Conclusion: Focus on the Dark Matter
I’m deeply indebted to my friend – the brilliant Gordon Ross – who put me on to this idea the other day over tea.
Do you remember the briefcase in Pulp Fiction? The on that glowed when opened? That the characters were all excited about but you never knew what was inside it. It’s called a MacGuffin. I’m not talking about the briefcase per se. Rather I mean the object in a story that all the characters are obsessed about, but that you – the audience – never find out what it is, and frankly, really isn’t that important to you. In Pulp Fiction I remember reading that the briefcase is allegedly Marsellus Wallace soul. But ultimately, it doesn’t matter. What matters is that Vincent Vega, Jules Winnfield and a ton of other characters think it is important, and that drives the action and the plot forward.
Again – let me be clear – Open Data Portals are our MacGuffin device. We seem to care A LOT about them. But trust me, what really matters is everything that can happens around them. What makes open data important is not a data portal. It is a necessary prerequisite but it’s not the end, it just the means. We’re here because we believe that the things open data can let us and others do, matter. The Open Data portal was only ever a MacGuffin device – something that focused our attention and helped drive action so that we could do the other things – that dark matter that lies all around the MacGuffin device.
And that is what brings me back to our three challenges. Right now, the debate around open data risks become too much like a Pulp Fiction conference in which all the panels talk about the briefcase. Instead we should be talking more and more about all the action – the dark matter – taking place around the briefcase. Because that is what is really matters. For me, I think the three things that matter most are what I’ve mentioned about in this talk:
- standards – which will let us scale, I believe strongly that the conversation is going to shift from portals to standards
- strategic use – starting us down the path of learning how open data can drive policy outcomes; and
- culture and power – recognizing that there are lots of open data is going to surface a lot of reasons why governments don’t want to engage data driven in decision making
In other words, I want to be talking about how open data can make the world a better place, not about how we do open data.
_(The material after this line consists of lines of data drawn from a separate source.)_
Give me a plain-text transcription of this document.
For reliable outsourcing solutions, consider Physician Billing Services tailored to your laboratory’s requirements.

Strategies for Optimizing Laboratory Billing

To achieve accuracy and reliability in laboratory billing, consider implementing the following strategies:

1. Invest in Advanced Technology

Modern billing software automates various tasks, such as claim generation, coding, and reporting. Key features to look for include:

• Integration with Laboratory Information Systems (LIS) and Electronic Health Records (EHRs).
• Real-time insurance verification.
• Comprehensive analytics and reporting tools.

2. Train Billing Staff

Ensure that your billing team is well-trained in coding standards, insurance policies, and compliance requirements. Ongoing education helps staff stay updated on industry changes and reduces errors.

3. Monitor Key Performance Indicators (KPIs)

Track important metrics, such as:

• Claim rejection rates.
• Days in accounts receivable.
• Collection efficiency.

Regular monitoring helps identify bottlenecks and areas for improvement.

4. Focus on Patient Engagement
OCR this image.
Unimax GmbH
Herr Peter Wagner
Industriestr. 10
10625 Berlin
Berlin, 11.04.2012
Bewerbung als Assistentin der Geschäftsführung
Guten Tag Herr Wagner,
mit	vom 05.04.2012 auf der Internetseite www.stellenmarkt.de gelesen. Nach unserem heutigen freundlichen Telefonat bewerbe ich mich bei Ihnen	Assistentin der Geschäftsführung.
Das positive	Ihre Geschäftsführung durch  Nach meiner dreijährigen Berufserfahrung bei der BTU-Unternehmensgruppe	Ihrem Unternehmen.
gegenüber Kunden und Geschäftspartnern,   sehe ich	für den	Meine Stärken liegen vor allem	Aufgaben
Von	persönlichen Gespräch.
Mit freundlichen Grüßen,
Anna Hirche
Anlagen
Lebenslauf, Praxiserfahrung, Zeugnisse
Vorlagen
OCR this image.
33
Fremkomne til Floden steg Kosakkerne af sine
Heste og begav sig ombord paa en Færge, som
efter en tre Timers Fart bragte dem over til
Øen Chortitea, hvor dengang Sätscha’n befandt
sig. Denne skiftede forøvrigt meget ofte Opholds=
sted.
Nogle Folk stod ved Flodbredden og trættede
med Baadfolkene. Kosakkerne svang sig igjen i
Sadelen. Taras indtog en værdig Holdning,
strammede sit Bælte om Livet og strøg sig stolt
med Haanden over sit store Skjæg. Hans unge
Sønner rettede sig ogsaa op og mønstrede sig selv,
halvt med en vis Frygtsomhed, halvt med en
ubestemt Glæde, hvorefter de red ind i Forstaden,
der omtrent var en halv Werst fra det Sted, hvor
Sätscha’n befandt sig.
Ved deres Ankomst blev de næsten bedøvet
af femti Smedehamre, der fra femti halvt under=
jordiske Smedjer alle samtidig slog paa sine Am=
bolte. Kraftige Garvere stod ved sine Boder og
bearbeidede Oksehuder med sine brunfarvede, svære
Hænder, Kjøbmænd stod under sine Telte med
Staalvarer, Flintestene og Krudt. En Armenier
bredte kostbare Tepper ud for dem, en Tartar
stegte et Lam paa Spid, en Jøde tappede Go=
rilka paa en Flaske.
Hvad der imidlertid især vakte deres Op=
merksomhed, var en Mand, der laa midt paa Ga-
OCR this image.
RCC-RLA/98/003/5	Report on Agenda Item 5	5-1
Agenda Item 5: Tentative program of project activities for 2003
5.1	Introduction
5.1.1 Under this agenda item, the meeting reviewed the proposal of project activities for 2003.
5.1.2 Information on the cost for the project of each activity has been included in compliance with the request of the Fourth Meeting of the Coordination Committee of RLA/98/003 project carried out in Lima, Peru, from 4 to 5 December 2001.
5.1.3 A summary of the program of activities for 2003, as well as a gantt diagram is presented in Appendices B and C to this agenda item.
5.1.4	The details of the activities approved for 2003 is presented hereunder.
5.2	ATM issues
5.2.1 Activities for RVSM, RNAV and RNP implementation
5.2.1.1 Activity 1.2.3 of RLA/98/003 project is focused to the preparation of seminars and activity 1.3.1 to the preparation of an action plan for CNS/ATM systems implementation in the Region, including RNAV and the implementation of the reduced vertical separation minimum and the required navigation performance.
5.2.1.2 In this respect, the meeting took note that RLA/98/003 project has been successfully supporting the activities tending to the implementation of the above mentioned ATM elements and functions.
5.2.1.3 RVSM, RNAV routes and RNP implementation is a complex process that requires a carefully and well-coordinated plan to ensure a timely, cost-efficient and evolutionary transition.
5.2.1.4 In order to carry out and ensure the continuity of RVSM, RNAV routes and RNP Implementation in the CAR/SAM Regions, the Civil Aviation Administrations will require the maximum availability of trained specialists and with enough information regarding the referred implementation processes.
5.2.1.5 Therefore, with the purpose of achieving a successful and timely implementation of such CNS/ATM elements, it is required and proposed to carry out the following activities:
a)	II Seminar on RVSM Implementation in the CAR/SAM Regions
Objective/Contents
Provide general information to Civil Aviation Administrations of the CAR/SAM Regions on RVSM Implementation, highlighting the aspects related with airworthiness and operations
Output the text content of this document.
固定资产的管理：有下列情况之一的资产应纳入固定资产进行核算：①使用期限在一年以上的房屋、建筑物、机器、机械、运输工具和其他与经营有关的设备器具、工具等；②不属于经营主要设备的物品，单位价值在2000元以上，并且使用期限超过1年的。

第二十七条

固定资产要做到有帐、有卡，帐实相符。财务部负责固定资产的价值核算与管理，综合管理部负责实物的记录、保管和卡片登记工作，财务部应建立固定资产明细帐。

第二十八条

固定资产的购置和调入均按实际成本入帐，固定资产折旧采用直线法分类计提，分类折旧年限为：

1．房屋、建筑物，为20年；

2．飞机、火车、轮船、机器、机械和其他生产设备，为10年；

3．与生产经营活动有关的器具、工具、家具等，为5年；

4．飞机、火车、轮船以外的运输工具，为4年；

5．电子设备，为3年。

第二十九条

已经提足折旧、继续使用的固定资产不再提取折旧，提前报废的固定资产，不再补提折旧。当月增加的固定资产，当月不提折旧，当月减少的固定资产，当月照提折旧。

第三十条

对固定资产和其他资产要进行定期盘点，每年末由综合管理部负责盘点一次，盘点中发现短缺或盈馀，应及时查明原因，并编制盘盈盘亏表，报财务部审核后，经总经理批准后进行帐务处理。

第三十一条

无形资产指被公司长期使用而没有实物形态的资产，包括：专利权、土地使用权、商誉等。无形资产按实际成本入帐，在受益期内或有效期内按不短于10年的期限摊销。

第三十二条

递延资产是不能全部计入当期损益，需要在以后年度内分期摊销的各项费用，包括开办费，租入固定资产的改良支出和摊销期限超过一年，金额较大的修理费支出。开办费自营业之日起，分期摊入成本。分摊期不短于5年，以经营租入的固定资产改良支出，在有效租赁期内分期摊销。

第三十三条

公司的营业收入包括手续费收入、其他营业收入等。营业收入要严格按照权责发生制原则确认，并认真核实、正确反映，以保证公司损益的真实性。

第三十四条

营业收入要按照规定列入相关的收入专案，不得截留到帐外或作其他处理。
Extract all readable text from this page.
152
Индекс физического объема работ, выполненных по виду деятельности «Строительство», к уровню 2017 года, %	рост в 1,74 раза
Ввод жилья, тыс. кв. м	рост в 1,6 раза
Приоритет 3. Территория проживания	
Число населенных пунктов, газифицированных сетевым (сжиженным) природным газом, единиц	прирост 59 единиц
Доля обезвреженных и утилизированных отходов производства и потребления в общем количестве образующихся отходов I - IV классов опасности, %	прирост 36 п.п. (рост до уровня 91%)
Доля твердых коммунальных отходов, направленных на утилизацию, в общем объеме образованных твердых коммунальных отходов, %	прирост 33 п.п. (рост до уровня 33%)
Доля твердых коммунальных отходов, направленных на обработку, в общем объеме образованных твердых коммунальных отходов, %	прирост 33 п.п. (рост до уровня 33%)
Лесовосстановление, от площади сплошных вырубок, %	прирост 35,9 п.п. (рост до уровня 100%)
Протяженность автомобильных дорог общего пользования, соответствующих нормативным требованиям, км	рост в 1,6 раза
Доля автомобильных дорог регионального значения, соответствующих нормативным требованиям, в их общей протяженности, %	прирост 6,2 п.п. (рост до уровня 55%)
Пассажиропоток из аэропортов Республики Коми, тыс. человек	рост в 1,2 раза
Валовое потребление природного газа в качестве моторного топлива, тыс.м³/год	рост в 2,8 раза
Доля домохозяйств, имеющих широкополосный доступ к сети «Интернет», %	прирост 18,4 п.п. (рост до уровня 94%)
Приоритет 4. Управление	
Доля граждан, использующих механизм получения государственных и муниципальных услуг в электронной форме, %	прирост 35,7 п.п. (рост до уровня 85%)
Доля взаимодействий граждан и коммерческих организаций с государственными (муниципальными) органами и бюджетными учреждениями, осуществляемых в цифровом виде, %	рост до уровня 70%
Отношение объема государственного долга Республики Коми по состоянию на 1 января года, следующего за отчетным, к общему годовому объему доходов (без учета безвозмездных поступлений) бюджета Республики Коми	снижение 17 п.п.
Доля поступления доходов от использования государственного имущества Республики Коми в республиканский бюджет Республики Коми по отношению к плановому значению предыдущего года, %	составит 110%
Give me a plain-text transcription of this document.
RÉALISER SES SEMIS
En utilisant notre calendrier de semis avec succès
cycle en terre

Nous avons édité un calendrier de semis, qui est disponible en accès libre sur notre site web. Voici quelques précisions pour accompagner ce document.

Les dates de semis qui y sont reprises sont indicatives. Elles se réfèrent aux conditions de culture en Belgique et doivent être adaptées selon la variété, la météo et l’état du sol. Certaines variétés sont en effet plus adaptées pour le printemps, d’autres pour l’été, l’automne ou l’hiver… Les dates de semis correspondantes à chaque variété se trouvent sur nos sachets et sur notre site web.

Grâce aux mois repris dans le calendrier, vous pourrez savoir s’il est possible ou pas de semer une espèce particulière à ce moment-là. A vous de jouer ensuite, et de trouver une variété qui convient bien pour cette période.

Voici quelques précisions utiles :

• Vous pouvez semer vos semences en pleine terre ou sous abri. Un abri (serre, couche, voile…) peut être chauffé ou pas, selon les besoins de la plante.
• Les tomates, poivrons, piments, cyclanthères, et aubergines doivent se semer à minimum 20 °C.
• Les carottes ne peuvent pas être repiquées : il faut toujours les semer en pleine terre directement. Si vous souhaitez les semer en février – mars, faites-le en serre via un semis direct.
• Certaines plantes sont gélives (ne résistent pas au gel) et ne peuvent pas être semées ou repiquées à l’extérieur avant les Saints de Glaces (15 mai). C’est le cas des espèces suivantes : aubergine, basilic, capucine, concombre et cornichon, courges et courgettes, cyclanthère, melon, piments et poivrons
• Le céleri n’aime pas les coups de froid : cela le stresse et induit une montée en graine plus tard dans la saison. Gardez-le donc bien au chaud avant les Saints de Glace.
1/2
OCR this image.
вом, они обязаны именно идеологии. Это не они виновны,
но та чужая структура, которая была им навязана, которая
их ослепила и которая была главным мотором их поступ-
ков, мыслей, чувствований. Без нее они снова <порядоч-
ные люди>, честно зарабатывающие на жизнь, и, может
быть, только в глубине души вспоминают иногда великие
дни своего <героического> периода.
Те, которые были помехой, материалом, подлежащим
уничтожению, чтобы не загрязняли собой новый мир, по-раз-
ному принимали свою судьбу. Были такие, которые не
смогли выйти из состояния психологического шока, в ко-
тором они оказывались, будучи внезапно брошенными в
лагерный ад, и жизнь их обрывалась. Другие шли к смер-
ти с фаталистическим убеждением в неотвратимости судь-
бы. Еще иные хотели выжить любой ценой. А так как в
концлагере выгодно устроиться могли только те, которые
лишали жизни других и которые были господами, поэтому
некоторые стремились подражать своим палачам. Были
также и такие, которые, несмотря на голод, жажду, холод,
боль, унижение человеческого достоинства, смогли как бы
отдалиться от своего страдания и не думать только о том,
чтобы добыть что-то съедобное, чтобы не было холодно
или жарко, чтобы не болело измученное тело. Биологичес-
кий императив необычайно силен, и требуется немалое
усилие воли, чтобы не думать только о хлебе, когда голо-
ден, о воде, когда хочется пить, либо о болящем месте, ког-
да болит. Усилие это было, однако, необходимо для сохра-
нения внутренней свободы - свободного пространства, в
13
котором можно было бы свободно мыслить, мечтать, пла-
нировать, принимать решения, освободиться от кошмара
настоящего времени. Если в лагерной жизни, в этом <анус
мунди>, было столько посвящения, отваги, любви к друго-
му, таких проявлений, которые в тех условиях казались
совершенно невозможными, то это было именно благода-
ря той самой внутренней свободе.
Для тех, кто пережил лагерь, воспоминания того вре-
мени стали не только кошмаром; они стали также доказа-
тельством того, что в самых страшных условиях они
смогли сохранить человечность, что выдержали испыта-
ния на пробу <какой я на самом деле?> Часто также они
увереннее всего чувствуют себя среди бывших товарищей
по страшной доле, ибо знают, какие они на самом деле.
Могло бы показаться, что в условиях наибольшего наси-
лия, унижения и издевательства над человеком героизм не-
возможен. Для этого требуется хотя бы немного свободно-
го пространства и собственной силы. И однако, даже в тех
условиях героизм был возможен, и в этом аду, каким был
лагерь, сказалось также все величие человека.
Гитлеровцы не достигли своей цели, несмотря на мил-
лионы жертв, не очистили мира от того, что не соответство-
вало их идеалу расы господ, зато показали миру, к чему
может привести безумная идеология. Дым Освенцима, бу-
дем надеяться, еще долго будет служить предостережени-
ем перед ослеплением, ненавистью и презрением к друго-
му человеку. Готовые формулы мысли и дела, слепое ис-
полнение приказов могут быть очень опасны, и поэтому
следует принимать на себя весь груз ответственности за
That conversation still matters, open data portals still matter, but the path forward around them feels straightforward, and if they remain the focus we’ll be obsessing about the wrong thing.
So here’s what I’d like to see in the future from our Open Data conferences. We got to stop talking about how to do open data. This is because all of our efforts here, everything we are trying to accomplish… it has nothing to do with the data. What I think we want to be talking about is how open data can be a tool to make the world a better place. So let’s make sure that is the conversation we are have.